Week 30: Printing and springing

  • Following the most to-ing and fro-ing there has ever been, Issue 2 of the newspaper is finished! Sent off to print. Now to solve the payments problem.
  • Went to Oxford and wrote a lot of jokes.
  • Two magazine pitches picked up. Interviewing an amazing lady next week, can’t wait.
  • Met up with my repeat interviewee Helen. Discussed her extraordinary fame, and the possibility of working together on something one day.
  • Invoiced/been invoiced at.
  • Finished basic essential content for the Secret Comedy Website. We should be able to get something out for April 1st. Bruno continues to slay it with his graphical contributions.
  • Worked on new BBC Columns.
  • Played in the sunshine! It is summer! For an hour.
  • Things not done: planning talks for next week’s BBC event (which I’ve just noticed is WEDNESDAY) and April’s Space comedy event. Reading of book I’ve promised to review.

But I have thought some things, and here they come.

1. Do things when you don’t want to. It’s the only way. Don’t wait till you feel like it, then you’re at the mercy of mood, whim, weather… If you want to get things done, that is your chief priority and all other priorities fall in behind it. What you feel like doing no longer matters; your only goal is (do this work, write this book, finish this talk) Your ONLY goal. Everything else is irrelevant.

2. Woody Allen is doing the rounds a lot at the moment, perhaps people are worried he might die soon. He is a fast maker inspiration. He makes, he throws away, he makes again. His only goal is to make, and he’s done extremely well out of it. You can make fast, and it will be idiosyncratic, and it will be reviled, and it will be repeated and talked about and self-replicating, and none of it matters. Have fun now, ignore the critics, we’re all getting older – and life, said Woody, is not such a terrible thing to lose.

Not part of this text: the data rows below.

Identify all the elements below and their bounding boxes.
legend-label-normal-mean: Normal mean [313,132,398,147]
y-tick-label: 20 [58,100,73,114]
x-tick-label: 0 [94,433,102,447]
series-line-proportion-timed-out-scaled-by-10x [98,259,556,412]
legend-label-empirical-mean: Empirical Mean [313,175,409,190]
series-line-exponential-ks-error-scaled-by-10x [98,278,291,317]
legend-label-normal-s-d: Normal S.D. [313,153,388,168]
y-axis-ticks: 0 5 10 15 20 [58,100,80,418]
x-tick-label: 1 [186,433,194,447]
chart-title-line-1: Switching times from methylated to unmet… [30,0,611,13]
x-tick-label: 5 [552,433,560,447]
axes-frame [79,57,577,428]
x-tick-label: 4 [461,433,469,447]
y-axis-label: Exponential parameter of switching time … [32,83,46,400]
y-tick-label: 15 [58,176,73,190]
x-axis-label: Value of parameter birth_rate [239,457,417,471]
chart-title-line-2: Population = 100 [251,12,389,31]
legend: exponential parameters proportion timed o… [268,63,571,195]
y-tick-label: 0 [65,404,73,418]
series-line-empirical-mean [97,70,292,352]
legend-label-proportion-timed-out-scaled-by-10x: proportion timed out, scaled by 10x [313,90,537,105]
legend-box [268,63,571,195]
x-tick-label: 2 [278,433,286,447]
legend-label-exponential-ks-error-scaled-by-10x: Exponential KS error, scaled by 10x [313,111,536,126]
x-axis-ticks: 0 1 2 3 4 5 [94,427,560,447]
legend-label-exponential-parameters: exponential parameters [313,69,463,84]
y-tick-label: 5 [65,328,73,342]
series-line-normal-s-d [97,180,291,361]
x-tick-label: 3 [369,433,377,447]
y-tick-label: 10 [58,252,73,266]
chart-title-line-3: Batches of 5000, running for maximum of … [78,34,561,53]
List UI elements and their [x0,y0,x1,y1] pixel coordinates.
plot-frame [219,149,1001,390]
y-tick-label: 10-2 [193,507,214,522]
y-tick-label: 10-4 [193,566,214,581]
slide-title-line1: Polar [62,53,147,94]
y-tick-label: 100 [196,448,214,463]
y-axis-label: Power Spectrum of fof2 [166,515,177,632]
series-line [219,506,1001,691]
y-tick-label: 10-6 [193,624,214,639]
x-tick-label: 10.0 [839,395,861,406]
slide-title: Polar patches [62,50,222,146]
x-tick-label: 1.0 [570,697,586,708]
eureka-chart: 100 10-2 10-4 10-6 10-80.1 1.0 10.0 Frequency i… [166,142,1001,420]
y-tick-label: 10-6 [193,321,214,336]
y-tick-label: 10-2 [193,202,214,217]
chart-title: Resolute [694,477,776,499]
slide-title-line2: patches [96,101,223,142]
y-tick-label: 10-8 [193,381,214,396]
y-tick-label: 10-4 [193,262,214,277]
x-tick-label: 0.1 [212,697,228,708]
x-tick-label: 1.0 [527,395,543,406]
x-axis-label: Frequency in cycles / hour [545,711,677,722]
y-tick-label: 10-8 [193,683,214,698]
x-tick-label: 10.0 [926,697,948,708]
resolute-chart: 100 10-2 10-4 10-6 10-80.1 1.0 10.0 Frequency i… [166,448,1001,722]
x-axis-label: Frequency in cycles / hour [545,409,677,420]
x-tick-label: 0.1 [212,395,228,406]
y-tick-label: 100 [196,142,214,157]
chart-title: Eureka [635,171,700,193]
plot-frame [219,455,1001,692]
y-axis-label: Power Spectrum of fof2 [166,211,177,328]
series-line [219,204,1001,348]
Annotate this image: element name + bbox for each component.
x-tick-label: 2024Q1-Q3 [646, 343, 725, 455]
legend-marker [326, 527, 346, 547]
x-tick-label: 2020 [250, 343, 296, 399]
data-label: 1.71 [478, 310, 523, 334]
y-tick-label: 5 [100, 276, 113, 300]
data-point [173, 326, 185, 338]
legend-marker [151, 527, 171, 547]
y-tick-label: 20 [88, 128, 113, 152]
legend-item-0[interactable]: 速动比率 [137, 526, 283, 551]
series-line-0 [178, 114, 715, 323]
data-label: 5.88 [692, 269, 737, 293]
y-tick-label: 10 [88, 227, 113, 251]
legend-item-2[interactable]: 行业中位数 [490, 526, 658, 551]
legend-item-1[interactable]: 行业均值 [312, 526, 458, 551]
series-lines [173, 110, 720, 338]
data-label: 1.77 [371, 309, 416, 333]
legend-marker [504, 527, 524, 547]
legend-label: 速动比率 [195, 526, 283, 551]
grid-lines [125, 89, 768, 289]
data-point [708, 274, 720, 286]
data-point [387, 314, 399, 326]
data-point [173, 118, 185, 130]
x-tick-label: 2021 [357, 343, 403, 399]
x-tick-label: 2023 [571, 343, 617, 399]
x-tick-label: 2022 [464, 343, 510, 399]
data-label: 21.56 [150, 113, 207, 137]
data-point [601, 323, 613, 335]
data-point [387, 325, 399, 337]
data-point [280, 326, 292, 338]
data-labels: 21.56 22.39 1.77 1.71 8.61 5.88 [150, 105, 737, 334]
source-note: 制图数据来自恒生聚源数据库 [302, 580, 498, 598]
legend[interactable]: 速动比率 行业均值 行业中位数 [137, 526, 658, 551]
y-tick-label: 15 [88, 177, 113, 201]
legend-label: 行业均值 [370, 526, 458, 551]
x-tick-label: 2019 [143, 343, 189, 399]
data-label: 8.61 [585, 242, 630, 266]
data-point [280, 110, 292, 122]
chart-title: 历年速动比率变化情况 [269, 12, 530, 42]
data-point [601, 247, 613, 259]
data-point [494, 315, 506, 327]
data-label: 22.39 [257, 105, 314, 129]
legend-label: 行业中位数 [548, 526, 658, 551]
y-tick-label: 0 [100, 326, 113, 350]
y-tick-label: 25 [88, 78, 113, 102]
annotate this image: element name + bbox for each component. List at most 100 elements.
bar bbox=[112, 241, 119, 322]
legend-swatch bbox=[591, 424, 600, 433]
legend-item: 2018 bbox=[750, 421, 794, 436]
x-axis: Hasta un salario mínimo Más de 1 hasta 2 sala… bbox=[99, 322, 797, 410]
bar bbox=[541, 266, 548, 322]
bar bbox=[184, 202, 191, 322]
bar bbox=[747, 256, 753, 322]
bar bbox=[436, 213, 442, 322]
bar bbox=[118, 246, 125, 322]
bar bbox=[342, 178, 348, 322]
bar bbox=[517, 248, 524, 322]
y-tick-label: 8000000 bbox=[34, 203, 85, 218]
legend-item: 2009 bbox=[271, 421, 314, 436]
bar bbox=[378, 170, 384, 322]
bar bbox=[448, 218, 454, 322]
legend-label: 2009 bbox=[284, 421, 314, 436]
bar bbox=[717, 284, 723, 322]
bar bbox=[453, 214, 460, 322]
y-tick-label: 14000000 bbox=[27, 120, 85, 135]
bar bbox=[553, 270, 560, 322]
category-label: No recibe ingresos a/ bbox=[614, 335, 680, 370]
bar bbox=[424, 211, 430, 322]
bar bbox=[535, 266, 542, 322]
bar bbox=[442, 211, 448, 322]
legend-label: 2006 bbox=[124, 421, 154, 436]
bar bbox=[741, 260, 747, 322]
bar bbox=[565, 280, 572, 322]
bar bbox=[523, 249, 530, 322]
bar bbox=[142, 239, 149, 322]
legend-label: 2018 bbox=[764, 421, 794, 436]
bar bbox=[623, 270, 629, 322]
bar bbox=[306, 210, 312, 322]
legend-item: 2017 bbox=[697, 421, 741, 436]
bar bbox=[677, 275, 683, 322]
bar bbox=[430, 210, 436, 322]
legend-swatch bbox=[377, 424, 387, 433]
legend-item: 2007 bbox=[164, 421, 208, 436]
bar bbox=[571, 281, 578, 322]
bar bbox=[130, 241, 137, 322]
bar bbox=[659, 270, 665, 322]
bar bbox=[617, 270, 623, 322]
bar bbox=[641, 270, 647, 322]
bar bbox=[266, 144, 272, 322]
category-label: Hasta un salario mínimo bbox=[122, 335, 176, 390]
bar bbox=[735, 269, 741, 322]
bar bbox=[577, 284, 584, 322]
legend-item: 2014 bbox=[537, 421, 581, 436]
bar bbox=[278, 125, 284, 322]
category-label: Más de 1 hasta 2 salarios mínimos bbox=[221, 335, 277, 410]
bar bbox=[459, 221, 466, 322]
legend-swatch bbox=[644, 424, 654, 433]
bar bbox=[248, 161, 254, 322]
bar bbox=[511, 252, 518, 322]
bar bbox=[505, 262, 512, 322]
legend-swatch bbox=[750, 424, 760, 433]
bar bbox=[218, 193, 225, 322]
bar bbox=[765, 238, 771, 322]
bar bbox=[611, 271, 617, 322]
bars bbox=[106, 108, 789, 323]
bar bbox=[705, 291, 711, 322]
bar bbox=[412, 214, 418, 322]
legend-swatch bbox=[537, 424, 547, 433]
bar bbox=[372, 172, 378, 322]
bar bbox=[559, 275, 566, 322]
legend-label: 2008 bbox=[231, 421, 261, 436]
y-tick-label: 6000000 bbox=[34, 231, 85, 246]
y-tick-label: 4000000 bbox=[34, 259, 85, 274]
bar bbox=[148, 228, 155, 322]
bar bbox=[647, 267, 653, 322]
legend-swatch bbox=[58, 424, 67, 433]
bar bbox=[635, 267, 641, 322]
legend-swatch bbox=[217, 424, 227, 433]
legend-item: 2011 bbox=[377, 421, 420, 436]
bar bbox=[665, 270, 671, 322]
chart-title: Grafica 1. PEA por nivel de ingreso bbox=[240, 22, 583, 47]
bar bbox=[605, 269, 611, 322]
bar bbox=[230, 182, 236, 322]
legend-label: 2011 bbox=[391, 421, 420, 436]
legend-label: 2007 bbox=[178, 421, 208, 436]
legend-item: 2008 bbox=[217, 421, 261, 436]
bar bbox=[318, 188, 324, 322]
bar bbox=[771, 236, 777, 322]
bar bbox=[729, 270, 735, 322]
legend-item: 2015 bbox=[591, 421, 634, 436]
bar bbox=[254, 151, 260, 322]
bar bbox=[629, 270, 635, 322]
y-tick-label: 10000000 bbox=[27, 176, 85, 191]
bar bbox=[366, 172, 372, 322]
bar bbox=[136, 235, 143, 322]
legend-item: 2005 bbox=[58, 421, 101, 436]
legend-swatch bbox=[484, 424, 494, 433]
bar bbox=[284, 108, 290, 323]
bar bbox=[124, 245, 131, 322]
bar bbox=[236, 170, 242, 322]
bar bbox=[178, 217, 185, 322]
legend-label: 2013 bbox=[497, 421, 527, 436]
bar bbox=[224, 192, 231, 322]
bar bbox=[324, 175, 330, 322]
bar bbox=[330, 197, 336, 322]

3. Don’t dine out on feeling special. Another thing I’ve noticed a lot of, on the internet. People trying to carve out a sense of differentness. It might be ego-boosting to stand out, but genuine popularity comes from familiarity. And it’s easy to find that familiarity – if you can let go of the feeling you’re the only person who does something or other, you’ll realise you’re not as different as you think you are.

4. Start the dialogue. Any dialogue. People sometimes put off approaches because they’re worried they’re not positioned quite right yet or they don’t have a concrete idea for a collaboration, or whatever. But I feel strongly that we should start talking to people before we have anything to say. We wheedle our way into the consciousness of future employers through subtle, mysterious corner-of-the-eye stuff. It’s all quite Derren Brown, I think. Just get someone thinking about you in a positive way now – this week. One day you might be working with them.